DIA -.02%, SPY -.08%, QQQQ -.11%
10-year Treasury +7/8, yielding 3.94%
Oil -95 cents to close at $59.09/bbl
Dollar +.8% versus Yen and .6% versus Euro

The song “Nowhere Man” has run through my mind all week when watching the markets.  They are up a touch here, down a touch there, but overall no one is willing to commit in either direction.  On the plus side, the underlying economic numbers are strong.  On the negative side, oil is rallying, and there is speculation the Fed is near the end of its rates increase which would signal the economy is getting ready to cool.  There is also little substantive economic news released this week.  On top of all that news, the summer just started – a traditionally slow time for traders.  As a result, the market is best described as non-committal right now.

The 10-year Treasury fell 7/8 to close at 3.94%.  There were two stories in the today’s market.  The first was oil.  Traders are looking at oil’s recent run-up as a possible brake on the economy, leading to slower growth.  If this is accurate, the possibility of inflation decreases, which would increase the overall return on fixed income investments.  Secondly, the possibility of lower European interest rates is a further sign of a slowing global economy which again contributes to lower inflation and higher overall returns on fixed-income investments.

Oil fell 95 cents to close at $58.09/bbl.  The Department of Energy’s weekly report on the oil market stated that although oil inventories decreased 1.6 million barrels last week, distillate inventories increased 1.3 million barrels.  For the last few weeks, traders have focused their attention on the end of the year, concerned that today’s high refinery utilization numbers would prevent refiners from producing enough fuel for the winter.  Today’s numbers helped to alleviate that fear.
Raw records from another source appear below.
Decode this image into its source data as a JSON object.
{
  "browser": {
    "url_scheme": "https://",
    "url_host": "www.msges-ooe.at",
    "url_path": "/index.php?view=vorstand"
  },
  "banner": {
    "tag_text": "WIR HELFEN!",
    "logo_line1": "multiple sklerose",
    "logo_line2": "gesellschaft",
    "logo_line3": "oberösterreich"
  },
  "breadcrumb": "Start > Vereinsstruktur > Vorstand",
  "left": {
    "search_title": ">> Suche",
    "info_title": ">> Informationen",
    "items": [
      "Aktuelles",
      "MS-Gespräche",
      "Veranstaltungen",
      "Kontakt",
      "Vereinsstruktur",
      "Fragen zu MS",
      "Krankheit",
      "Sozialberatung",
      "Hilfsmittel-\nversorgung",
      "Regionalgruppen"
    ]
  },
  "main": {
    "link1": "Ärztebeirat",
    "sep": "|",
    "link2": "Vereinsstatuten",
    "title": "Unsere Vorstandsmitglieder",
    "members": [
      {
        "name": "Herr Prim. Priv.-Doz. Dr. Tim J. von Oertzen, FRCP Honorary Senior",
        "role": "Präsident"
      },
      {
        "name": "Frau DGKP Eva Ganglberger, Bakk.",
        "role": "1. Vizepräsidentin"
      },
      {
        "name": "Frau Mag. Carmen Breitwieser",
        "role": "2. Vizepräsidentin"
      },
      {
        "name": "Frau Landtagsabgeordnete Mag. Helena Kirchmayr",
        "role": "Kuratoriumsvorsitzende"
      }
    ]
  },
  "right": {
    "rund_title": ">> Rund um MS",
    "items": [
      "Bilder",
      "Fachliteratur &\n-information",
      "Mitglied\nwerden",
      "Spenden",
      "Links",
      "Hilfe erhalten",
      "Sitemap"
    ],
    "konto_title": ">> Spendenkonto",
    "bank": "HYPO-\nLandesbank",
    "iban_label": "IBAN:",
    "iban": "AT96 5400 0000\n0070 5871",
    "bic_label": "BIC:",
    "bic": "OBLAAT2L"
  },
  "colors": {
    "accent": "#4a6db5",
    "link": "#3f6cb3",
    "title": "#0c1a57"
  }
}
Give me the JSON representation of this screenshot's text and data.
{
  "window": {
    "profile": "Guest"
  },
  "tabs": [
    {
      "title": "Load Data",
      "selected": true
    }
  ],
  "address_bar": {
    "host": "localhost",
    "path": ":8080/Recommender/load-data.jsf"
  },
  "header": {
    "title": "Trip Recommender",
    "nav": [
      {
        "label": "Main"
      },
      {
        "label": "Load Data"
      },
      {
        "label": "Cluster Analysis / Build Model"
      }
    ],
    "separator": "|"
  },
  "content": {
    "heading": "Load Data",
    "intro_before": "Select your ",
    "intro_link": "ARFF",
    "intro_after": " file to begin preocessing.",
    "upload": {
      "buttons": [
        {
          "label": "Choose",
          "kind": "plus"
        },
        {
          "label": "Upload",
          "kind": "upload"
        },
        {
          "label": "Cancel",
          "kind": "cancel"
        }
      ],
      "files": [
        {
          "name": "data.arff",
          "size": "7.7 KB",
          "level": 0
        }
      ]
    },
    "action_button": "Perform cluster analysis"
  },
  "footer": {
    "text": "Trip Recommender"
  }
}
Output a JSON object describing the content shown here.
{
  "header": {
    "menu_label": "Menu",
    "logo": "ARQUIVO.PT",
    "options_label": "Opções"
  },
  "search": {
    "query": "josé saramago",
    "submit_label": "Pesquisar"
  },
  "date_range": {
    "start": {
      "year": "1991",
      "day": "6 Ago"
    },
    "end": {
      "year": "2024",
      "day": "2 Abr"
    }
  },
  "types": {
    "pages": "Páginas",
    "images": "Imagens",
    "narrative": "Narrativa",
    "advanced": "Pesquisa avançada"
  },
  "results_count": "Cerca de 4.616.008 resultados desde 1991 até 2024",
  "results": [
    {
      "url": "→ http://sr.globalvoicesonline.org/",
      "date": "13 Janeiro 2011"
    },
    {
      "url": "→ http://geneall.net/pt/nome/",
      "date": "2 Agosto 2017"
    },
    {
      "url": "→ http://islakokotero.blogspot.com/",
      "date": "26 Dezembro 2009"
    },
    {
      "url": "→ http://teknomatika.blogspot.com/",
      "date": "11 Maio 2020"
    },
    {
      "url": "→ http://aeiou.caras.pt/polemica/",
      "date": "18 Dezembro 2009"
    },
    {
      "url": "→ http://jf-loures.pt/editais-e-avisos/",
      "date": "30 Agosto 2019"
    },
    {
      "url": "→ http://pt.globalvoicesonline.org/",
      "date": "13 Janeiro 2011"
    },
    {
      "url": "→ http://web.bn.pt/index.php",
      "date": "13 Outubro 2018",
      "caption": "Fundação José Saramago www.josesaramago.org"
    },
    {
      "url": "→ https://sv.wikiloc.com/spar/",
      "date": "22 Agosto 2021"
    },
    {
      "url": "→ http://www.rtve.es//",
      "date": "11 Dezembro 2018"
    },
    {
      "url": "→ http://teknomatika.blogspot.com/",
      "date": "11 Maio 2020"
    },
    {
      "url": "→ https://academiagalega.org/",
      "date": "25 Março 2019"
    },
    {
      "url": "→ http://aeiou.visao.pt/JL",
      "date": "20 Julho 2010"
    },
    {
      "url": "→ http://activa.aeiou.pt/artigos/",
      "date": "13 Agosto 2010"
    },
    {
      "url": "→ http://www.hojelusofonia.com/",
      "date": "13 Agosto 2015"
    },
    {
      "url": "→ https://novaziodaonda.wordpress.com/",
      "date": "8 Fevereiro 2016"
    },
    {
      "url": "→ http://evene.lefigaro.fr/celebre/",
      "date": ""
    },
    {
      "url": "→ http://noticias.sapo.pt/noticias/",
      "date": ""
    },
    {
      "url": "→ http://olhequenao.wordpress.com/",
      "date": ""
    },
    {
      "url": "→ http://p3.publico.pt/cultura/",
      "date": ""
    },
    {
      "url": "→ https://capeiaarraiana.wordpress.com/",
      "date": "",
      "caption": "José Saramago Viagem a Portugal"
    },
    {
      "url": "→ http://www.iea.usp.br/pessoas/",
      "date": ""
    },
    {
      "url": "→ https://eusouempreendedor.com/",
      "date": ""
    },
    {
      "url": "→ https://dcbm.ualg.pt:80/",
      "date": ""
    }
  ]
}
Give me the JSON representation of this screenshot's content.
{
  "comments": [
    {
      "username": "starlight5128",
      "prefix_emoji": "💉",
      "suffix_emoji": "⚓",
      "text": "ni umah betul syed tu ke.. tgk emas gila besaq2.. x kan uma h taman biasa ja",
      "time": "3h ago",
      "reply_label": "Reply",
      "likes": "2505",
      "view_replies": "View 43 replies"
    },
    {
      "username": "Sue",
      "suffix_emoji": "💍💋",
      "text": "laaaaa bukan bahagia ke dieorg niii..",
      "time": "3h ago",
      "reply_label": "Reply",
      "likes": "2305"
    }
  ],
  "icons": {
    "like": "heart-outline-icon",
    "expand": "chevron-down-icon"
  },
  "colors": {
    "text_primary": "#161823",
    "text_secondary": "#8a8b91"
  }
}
The dollar rose .8% versus the Yen and .6% versus the Euro.  The direction of European interest rates was the dominant theme in today’s market.  Although 2 European central bankers denied the central bank would cut rates anytime soon, traders were still looking at the slow European growth figures and speculating a rate cut was inevitable.  Sweden’s recent 50 basis point rate cut added fuel to the fire, as did 2 dissenting members of the Bank of Britain’s recent policy meeting to hold interest rates steady.